Beberapa masih sangat baru, masih aku ingat dimana dibelinya dan dengan siapa membelinya, urusan harga aku tidak tahu, karena baju-baju itu dari lelaki kesepian yang juga salah jalan. Yang membayarkan seluruh kesenangannya.
Sudah beres, aku buka gaway dan mulai berselancar mencari pakaian yang pantas dipakai untuk setidaknya menjadi wanita muslimah. Apakah ini perkara Iqbal? mungkin.

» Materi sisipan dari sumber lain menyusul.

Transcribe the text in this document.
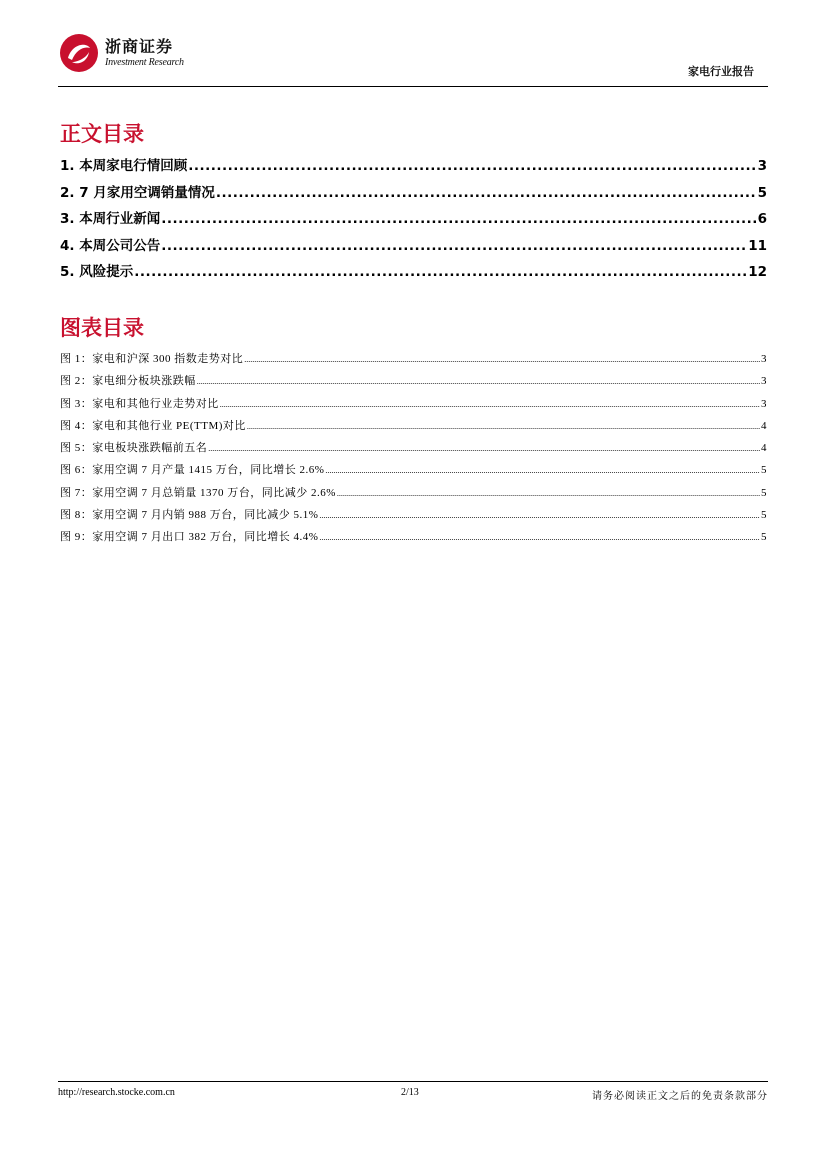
浙商证券
Investment Research
家电行业报告
正文目录
1. 本周家电行情回顾 .....	3
2. 7 月家用空调销量情况 .....	5
3. 本周行业新闻 .....	6
4. 本周公司公告 .....	11
5. 风险提示 .....	12
图表目录
图 1：家电和沪深 300 指数走势对比 .....	3
图 2：家电细分板块涨跌幅 .....	3
图 3：家电和其他行业走势对比 .....	3
图 4：家电和其他行业 PE(TTM)对比 .....	4
图 5：家电板块涨跌幅前五名 .....	4
图 6：家用空调 7 月产量 1415 万台，同比增长 2.6% .....	5
图 7：家用空调 7 月总销量 1370 万台，同比减少 2.6% .....	5
图 8：家用空调 7 月内销 988 万台，同比减少 5.1% .....	5
图 9：家用空调 7 月出口 382 万台，同比增长 4.4% .....	5
http://research.stocke.com.cn	2/13	请务必阅读正文之后的免责条款部分
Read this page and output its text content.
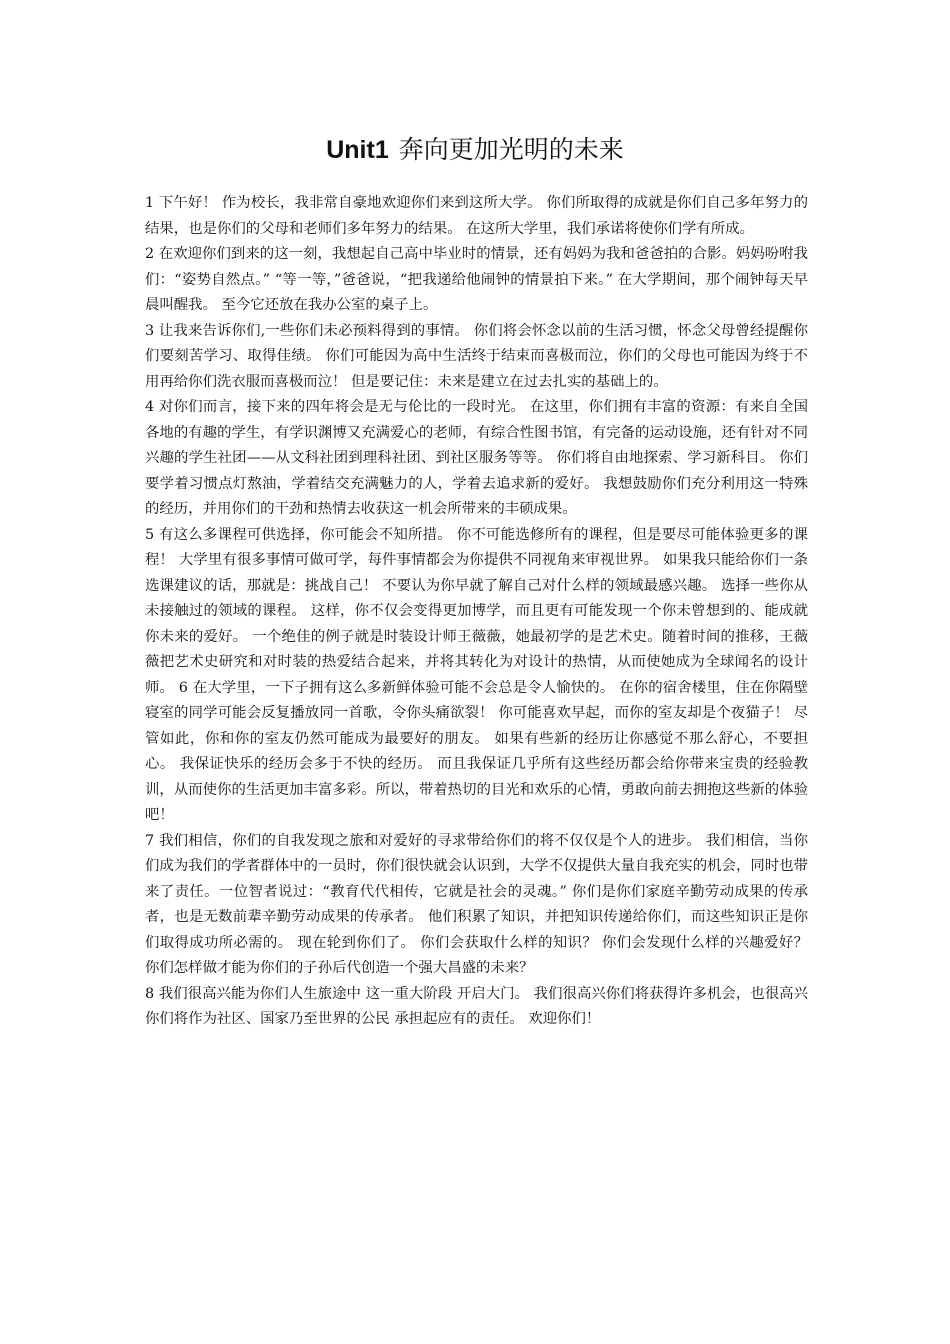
Unit1 奔向更加光明的未来

1 下午好！ 作为校长，我非常自豪地欢迎你们来到这所大学。 你们所取得的成就是你们自己多年努力的结果，也是你们的父母和老师们多年努力的结果。 在这所大学里，我们承诺将使你们学有所成。

2 在欢迎你们到来的这一刻，我想起自己高中毕业时的情景，还有妈妈为我和爸爸拍的合影。妈妈吩咐我们：“姿势自然点。” “等一等，”爸爸说，“把我递给他闹钟的情景拍下来。” 在大学期间，那个闹钟每天早晨叫醒我。 至今它还放在我办公室的桌子上。

3 让我来告诉你们,一些你们未必预料得到的事情。 你们将会怀念以前的生活习惯，怀念父母曾经提醒你们要刻苦学习、取得佳绩。 你们可能因为高中生活终于结束而喜极而泣，你们的父母也可能因为终于不用再给你们洗衣服而喜极而泣！ 但是要记住：未来是建立在过去扎实的基础上的。

4 对你们而言，接下来的四年将会是无与伦比的一段时光。 在这里，你们拥有丰富的资源：有来自全国各地的有趣的学生，有学识渊博又充满爱心的老师，有综合性图书馆，有完备的运动设施，还有针对不同兴趣的学生社团——从文科社团到理科社团、到社区服务等等。 你们将自由地探索、学习新科目。 你们要学着习惯点灯熬油，学着结交充满魅力的人，学着去追求新的爱好。 我想鼓励你们充分利用这一特殊的经历，并用你们的干劲和热情去收获这一机会所带来的丰硕成果。

5 有这么多课程可供选择，你可能会不知所措。 你不可能选修所有的课程，但是要尽可能体验更多的课程！ 大学里有很多事情可做可学，每件事情都会为你提供不同视角来审视世界。 如果我只能给你们一条选课建议的话，那就是：挑战自己！ 不要认为你早就了解自己对什么样的领域最感兴趣。 选择一些你从未接触过的领域的课程。 这样，你不仅会变得更加博学，而且更有可能发现一个你未曾想到的、能成就你未来的爱好。 一个绝佳的例子就是时装设计师王薇薇，她最初学的是艺术史。随着时间的推移，王薇薇把艺术史研究和对时装的热爱结合起来，并将其转化为对设计的热情，从而使她成为全球闻名的设计师。 6 在大学里，一下子拥有这么多新鲜体验可能不会总是令人愉快的。 在你的宿舍楼里，住在你隔壁寝室的同学可能会反复播放同一首歌，令你头痛欲裂！ 你可能喜欢早起，而你的室友却是个夜猫子！ 尽管如此，你和你的室友仍然可能成为最要好的朋友。 如果有些新的经历让你感觉不那么舒心，不要担心。 我保证快乐的经历会多于不快的经历。 而且我保证几乎所有这些经历都会给你带来宝贵的经验教训，从而使你的生活更加丰富多彩。所以，带着热切的目光和欢乐的心情，勇敢向前去拥抱这些新的体验吧！

7 我们相信，你们的自我发现之旅和对爱好的寻求带给你们的将不仅仅是个人的进步。 我们相信，当你们成为我们的学者群体中的一员时，你们很快就会认识到，大学不仅提供大量自我充实的机会，同时也带来了责任。一位智者说过：“教育代代相传，它就是社会的灵魂。” 你们是你们家庭辛勤劳动成果的传承者，也是无数前辈辛勤劳动成果的传承者。 他们积累了知识，并把知识传递给你们，而这些知识正是你们取得成功所必需的。 现在轮到你们了。 你们会获取什么样的知识？ 你们会发现什么样的兴趣爱好？ 你们怎样做才能为你们的子孙后代创造一个强大昌盛的未来？

8 我们很高兴能为你们人生旅途中 这一重大阶段 开启大门。 我们很高兴你们将获得许多机会，也很高兴你们将作为社区、国家乃至世界的公民 承担起应有的责任。 欢迎你们！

Pagi itu aku bersemangat sekali, salat subuh mandi dan berpakaian rapi. Rok panjang, baju tangan panjang, kerudung rapi berwarna putih menyesuikan dengan warna baju. Aku pandangi diriku di cermin aku tersenyum. Sudah tidak ada Instagram, aku sudah mau melupakan itu.

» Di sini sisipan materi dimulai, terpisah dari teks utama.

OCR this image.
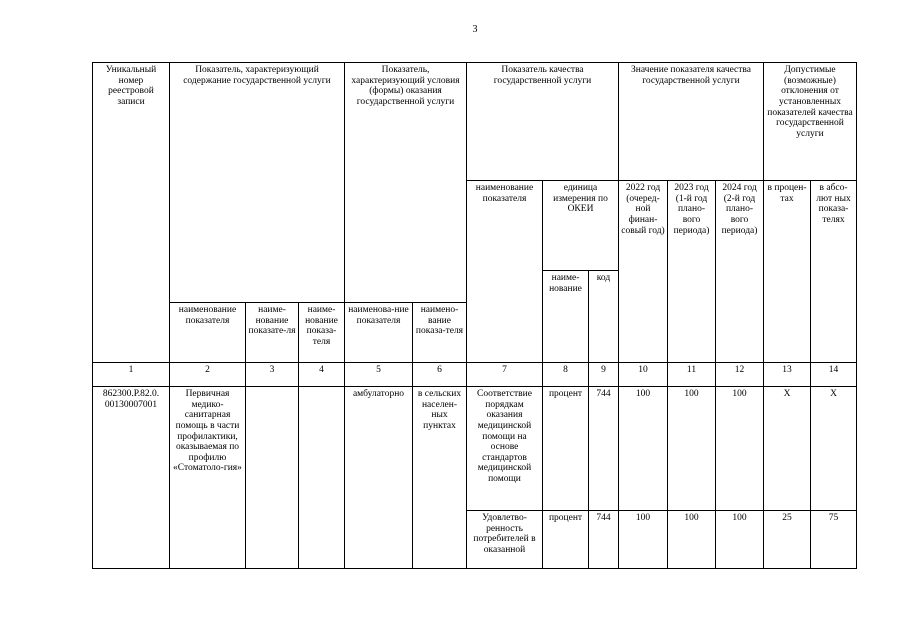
3
Уникальный номер реестровой записи	Показатель, характеризующий содержание государственной услуги			Показатель, характеризующий условия (формы) оказания государственной услуги		Показатель качества государственной услуги			Значение показателя качества государственной услуги			Допустимые (возможные) отклонения от установленных показателей качества государственной услуги	
						наименование показателя	единица измерения по ОКЕИ		2022 год (очеред-ной финан-совый год)	2023 год (1-й год плано-вого периода)	2024 год (2-й год плано-вого периода)	в процен-тах	в абсо-лют ных показа-телях
							наиме-нование	код					
	наименование показателя	наиме-нование показате-ля	наиме-нование показа-теля	наименова-ние показателя	наимено-вание показа-теля								
1	2	3	4	5	6	7	8	9	10	11	12	13	14
862300.Р.82.0. 00130007001	Первичная медико-санитарная помощь в части профилактики, оказываемая по профилю «Стоматоло-гия»			амбулаторно	в сельских населен-ных пунктах	Соответствие порядкам оказания медицинской помощи на основе стандартов медицинской помощи	процент	744	100	100	100	Х	Х
						Удовлетво-ренность потребителей в оказанной	процент	744	100	100	100	25	75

Sesampainya dikantor, yang pertama kali merasa aneh dengan penampilanku adalah pak satpam, aku hanya tersenyum saja menyadari itu, dengan kaku dia akhirnya tersenyum juga.
Di bagian costumer kantor tempat pinger print dua perempuan itu juga menampakan keanehan yang sama dengan pak satpam, dan aku hanya tersenyum memaksa mereka juga untuk tersenyum, walaupun aku tahu setelah aku pergi mereka akan membicarakanku, apalagi mereka juga aktif di instagram. Aku sudah siap dengan pergunjingan itu.
Bagian keuangan, melewati ruangan tempat aku sebelum dipindahkan, ini hal yang luar biasa, suasana masih pagi belum ada yang datang, dibantu office boy aku memindahkan barang pribadiku ke meja baru di ruangan bagian keuangan.
Mataku jelalatan mencari meja Iqbal, aku telusuri setiap meja, dan di bagian pojok itu aku temukan nama Iqbal, mungkin dia belum datang. Tapi komputer di mejanya sudah menyala.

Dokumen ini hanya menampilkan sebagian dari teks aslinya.